How do I stop Perplexity from mixing facts with opinion?

Tell it to separate the two. Ask Perplexity to present verified facts with a source citation in one section and any analysis or interpretation in a clearly labeled second section, and to flag where sources disagree or where data is missing rather than guessing. This keeps you from mistaking a model's inference for a reported number, and it makes conflicting data — different figures on different sites — visible instead of silently averaged.

Can Perplexity build a stock comparison table or spreadsheet?

Yes.
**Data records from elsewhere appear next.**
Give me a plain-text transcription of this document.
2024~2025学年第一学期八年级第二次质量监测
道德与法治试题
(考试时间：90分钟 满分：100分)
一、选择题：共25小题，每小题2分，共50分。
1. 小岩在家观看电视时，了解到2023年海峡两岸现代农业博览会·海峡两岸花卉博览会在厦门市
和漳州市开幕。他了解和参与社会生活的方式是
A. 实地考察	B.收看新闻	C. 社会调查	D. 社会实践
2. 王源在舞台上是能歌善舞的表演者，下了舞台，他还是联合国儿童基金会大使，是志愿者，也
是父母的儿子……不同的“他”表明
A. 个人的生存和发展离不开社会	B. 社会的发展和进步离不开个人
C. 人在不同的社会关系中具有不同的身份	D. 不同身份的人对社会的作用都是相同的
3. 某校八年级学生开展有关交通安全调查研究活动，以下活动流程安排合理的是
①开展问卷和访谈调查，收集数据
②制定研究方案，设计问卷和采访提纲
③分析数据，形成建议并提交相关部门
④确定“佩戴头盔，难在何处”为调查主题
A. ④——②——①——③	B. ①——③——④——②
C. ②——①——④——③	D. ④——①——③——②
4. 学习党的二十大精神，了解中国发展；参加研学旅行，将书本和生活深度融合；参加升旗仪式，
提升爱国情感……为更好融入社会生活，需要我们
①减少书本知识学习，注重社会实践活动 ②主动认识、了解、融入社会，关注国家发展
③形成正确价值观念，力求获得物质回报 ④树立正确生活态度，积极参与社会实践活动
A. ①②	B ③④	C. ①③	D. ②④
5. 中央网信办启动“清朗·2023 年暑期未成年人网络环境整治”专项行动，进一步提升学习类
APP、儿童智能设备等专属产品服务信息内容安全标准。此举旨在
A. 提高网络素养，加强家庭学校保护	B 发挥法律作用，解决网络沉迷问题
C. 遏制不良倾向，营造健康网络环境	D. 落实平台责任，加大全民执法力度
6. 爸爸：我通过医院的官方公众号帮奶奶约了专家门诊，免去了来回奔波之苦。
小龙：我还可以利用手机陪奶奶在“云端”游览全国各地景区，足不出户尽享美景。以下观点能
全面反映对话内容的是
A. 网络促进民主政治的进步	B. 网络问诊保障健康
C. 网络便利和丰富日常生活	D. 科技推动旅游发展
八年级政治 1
Ask for the output as a table with tickers as columns and metrics as rows — valuation multiples, growth, margins, analyst consensus — and Perplexity will assemble it with a citation and an "as of" date per figure. For a downloadable spreadsheet with more rows or live-updating cells, use Perplexity Labs, which can build a small comparison model. Always spot-check a few cells against the primary source before you rely on the table.